LEfSe analysis of the salivary microbiota data showed five genera associated with no-CB and one for CB (A). B. fragilis in the gut is associated with CB. LEfSe analysis (B) showed that B. fragilis is associated with CB. Box plots (C) further showed that patients with CB consistently had a greater relative abundance of B. fragilis than no-CB. This observation was most significant at EoT [Mann Whitney U: P = 0.009, U = 0, median (yes, no) = 1.95, 0.38, range (0.00-11.73)]. LEfSe: Linear discriminant analysis effect size; CB: clinical benefit.

Figure 5

Antibiotic resistance presence in B. fragilis MAGs based on ResFinderFG. MAGs: Metagenome assembled genome.

Figure 6

B. fragilis NCTC 9343 supernatant harvested during growth (0-36 h) could significantly (^***P < 0.001) stimulate more LDH release, measured by OD₄₉₀, from MCF-7 (HR[+]/HER2[-]) breast cancer cells in vitro compared to BHI control (A).
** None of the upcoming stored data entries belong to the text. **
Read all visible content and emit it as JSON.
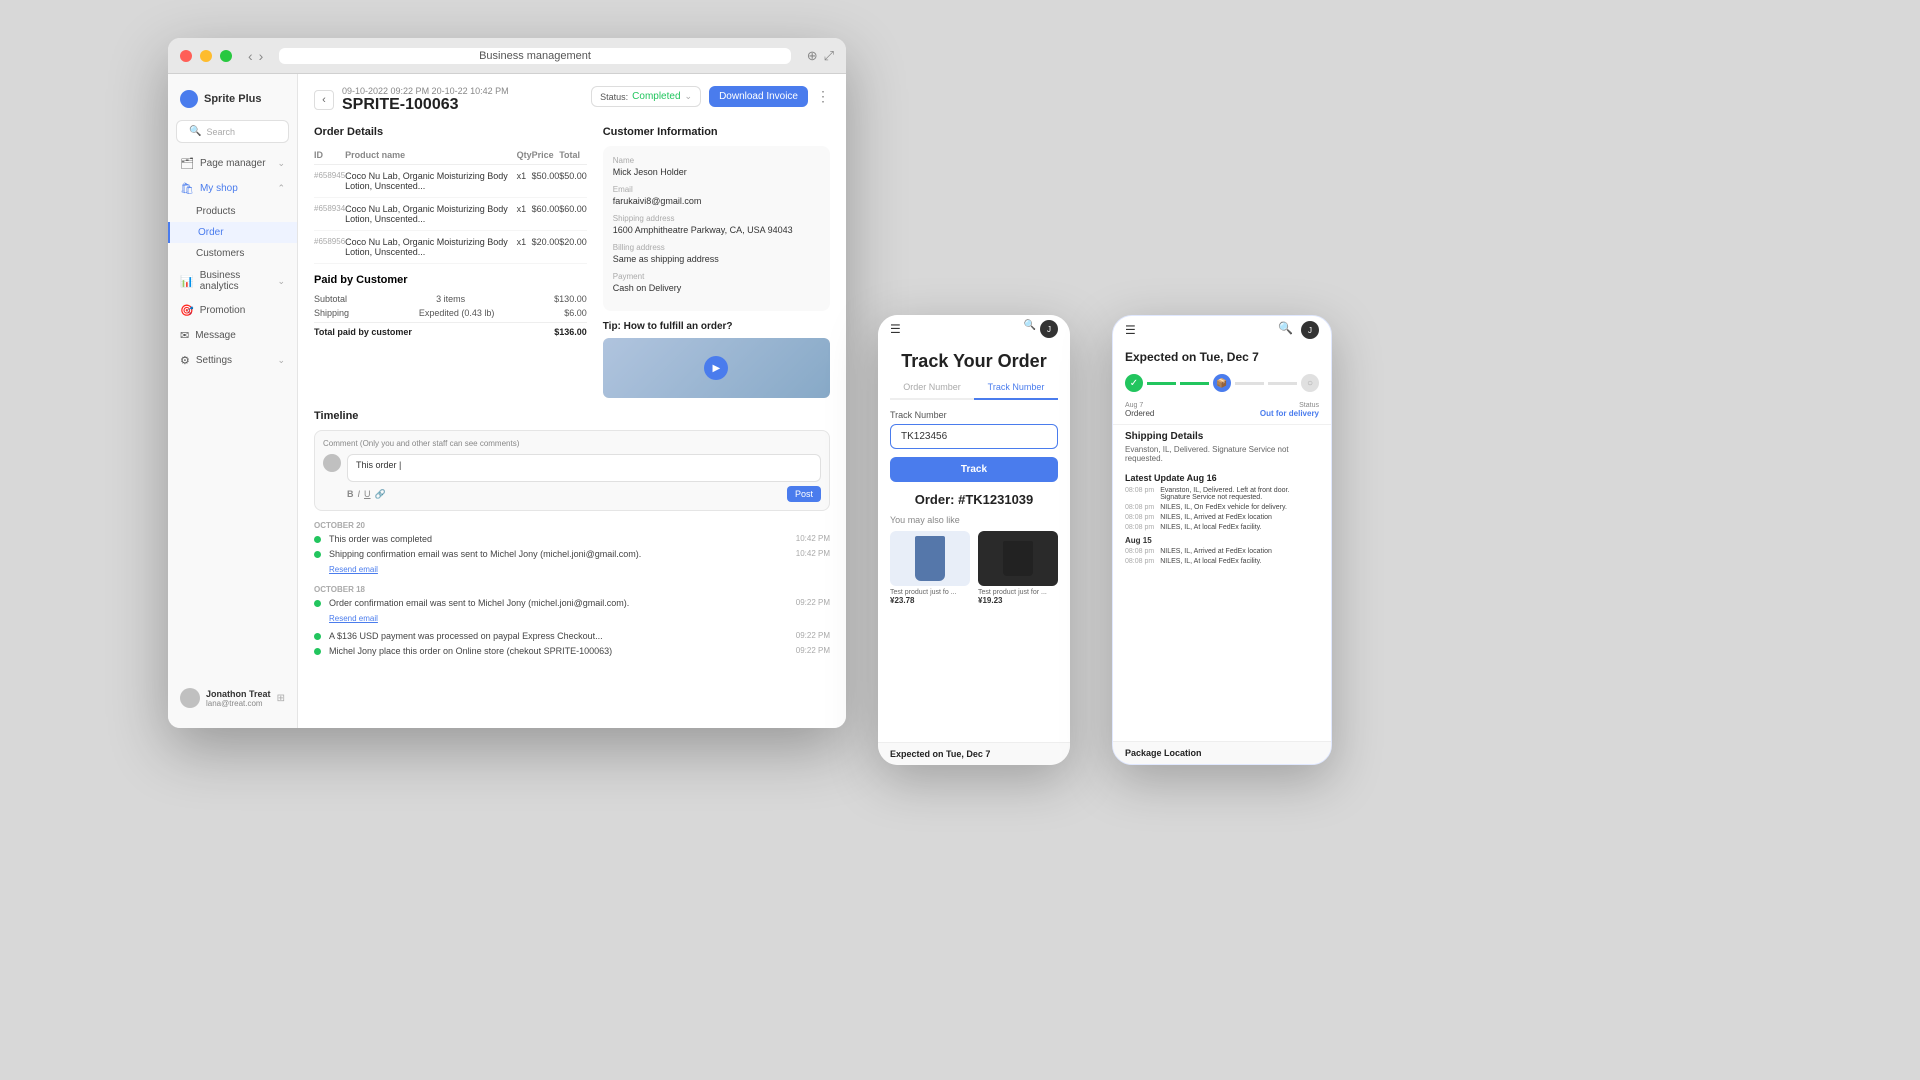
{
  "browser": {
    "address": "Business management",
    "window_title": "Business Management"
  },
  "sidebar": {
    "logo_text": "Sprite Plus",
    "search_placeholder": "Search",
    "nav_items": [
      {
        "id": "page-manager",
        "label": "Page manager",
        "icon": "⚟",
        "has_arrow": true
      },
      {
        "id": "my-shop",
        "label": "My shop",
        "icon": "🛍",
        "has_arrow": true,
        "active": true
      }
    ],
    "sub_items": [
      {
        "id": "products",
        "label": "Products"
      },
      {
        "id": "order",
        "label": "Order",
        "active": true
      },
      {
        "id": "customers",
        "label": "Customers"
      }
    ],
    "bottom_nav": [
      {
        "id": "business-analytics",
        "label": "Business analytics",
        "icon": "📊"
      },
      {
        "id": "promotion",
        "label": "Promotion",
        "icon": "🎯"
      },
      {
        "id": "message",
        "label": "Message",
        "icon": "✉"
      },
      {
        "id": "settings",
        "label": "Settings",
        "icon": "⚙"
      }
    ],
    "user": {
      "name": "Jonathon Treat",
      "email": "lana@treat.com"
    }
  },
  "order": {
    "date_range": "09-10-2022 09:22 PM  20-10-22 10:42 PM",
    "id": "SPRITE-100063",
    "status": "Completed",
    "status_color": "#22c55e",
    "download_btn_label": "Download Invoice",
    "sections": {
      "order_details_title": "Order Details",
      "table_headers": [
        "ID",
        "Product name",
        "Qty",
        "Price",
        "Total"
      ],
      "products": [
        {
          "id": "#658945",
          "name": "Coco Nu Lab, Organic Moisturizing Body Lotion, Unscented...",
          "qty": "x1",
          "price": "$50.00",
          "total": "$50.00"
        },
        {
          "id": "#658934",
          "name": "Coco Nu Lab, Organic Moisturizing Body Lotion, Unscented...",
          "qty": "x1",
          "price": "$60.00",
          "total": "$60.00"
        },
        {
          "id": "#658956",
          "name": "Coco Nu Lab, Organic Moisturizing Body Lotion, Unscented...",
          "qty": "x1",
          "price": "$20.00",
          "total": "$20.00"
        }
      ],
      "paid_title": "Paid by Customer",
      "subtotal_label": "Subtotal",
      "subtotal_items": "3 items",
      "subtotal_value": "$130.00",
      "shipping_label": "Shipping",
      "shipping_detail": "Expedited (0.43 lb)",
      "shipping_value": "$6.00",
      "total_label": "Total paid by customer",
      "total_value": "$136.00"
    },
    "customer": {
      "title": "Customer Information",
      "name_label": "Name",
      "name_value": "Mick Jeson Holder",
      "email_label": "Email",
      "email_value": "farukaivi8@gmail.com",
      "shipping_label": "Shipping address",
      "shipping_value": "1600 Amphitheatre Parkway, CA, USA 94043",
      "billing_label": "Billing address",
      "billing_value": "Same as shipping address",
      "payment_label": "Payment",
      "payment_value": "Cash on Delivery"
    },
    "tip": {
      "title": "Tip: How to fulfill an order?"
    },
    "timeline": {
      "title": "Timeline",
      "comment_label": "Comment (Only you and other staff can see comments)",
      "comment_placeholder": "This order |",
      "post_label": "Post",
      "groups": [
        {
          "date": "OCTOBER 20",
          "items": [
            {
              "text": "This order was completed",
              "time": "10:42 PM"
            },
            {
              "text": "Shipping confirmation email was sent to Michel Jony (michel.joni@gmail.com).",
              "time": "10:42 PM",
              "action": "Resend email"
            }
          ]
        },
        {
          "date": "OCTOBER 18",
          "items": [
            {
              "text": "Order confirmation email was sent to Michel Jony (michel.joni@gmail.com).",
              "time": "09:22 PM",
              "action": "Resend email"
            },
            {
              "text": "A $136 USD payment was processed on paypal Express Checkout...",
              "time": "09:22 PM"
            },
            {
              "text": "Michel Jony place this order on Online store (chekout SPRITE-100063)",
              "time": "09:22 PM"
            }
          ]
        }
      ]
    }
  },
  "phone1": {
    "title": "Track Your Order",
    "tabs": [
      {
        "id": "order-number",
        "label": "Order Number"
      },
      {
        "id": "track-number",
        "label": "Track Number",
        "active": true
      }
    ],
    "track_field_label": "Track Number",
    "track_input_value": "TK123456",
    "track_btn_label": "Track",
    "order_number_label": "Order:",
    "order_number_value": "#TK1231039",
    "may_like": "You may also like",
    "products": [
      {
        "name": "Test product just fo ...",
        "price": "¥23.78",
        "color": "blue"
      },
      {
        "name": "Test product just for ...",
        "price": "¥19.23",
        "color": "dark"
      }
    ],
    "expected_label": "Expected on Tue, Dec 7"
  },
  "phone2": {
    "expected_title": "Expected on Tue, Dec 7",
    "progress_steps": [
      {
        "label": "Aug 7",
        "sublabel": "Ordered",
        "state": "done"
      },
      {
        "label": "",
        "sublabel": "",
        "state": "active"
      },
      {
        "label": "",
        "sublabel": "",
        "state": "pending"
      },
      {
        "label": "",
        "sublabel": "",
        "state": "pending"
      }
    ],
    "status_label": "Status",
    "status_value": "Out for delivery",
    "ordered_date": "Aug 7",
    "ordered_label": "Ordered",
    "shipping_details_title": "Shipping Details",
    "shipping_details_text": "Evanston, IL, Delivered. Signature Service not requested.",
    "latest_update_title": "Latest Update Aug 16",
    "updates": [
      {
        "time": "08:08 pm",
        "text": "Evanston, IL, Delivered. Left at front door. Signature Service not requested."
      },
      {
        "time": "08:08 pm",
        "text": "NILES, IL, On FedEx vehicle for delivery."
      },
      {
        "time": "08:08 pm",
        "text": "NILES, IL, Arrived at FedEx location"
      },
      {
        "time": "08:08 pm",
        "text": "NILES, IL, At local FedEx facility."
      }
    ],
    "aug15_label": "Aug 15",
    "aug15_updates": [
      {
        "time": "08:08 pm",
        "text": "NILES, IL, Arrived at FedEx location"
      },
      {
        "time": "08:08 pm",
        "text": "NILES, IL, At local FedEx facility."
      }
    ],
    "package_location_title": "Package Location"
  }
}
However, this was not reflected as cell death since viability measured by OD₄₉₀ (B) was not significantly different than BHI (^*P < 0.05). Linear regression analysis showed that this was a dose dependent relationship (slope = 0.0186, P-value = 4.52 × 10^-8%) (C). All conditions had n = 16, OD490 readings are corrected for background noise i.e., BHI media. Welch’s two sample t-test was used to compare the means of BHI and B. fragilis for both (A) and (B). LDH: Lactate dehydrogenase; BHI: brain-heart infusion.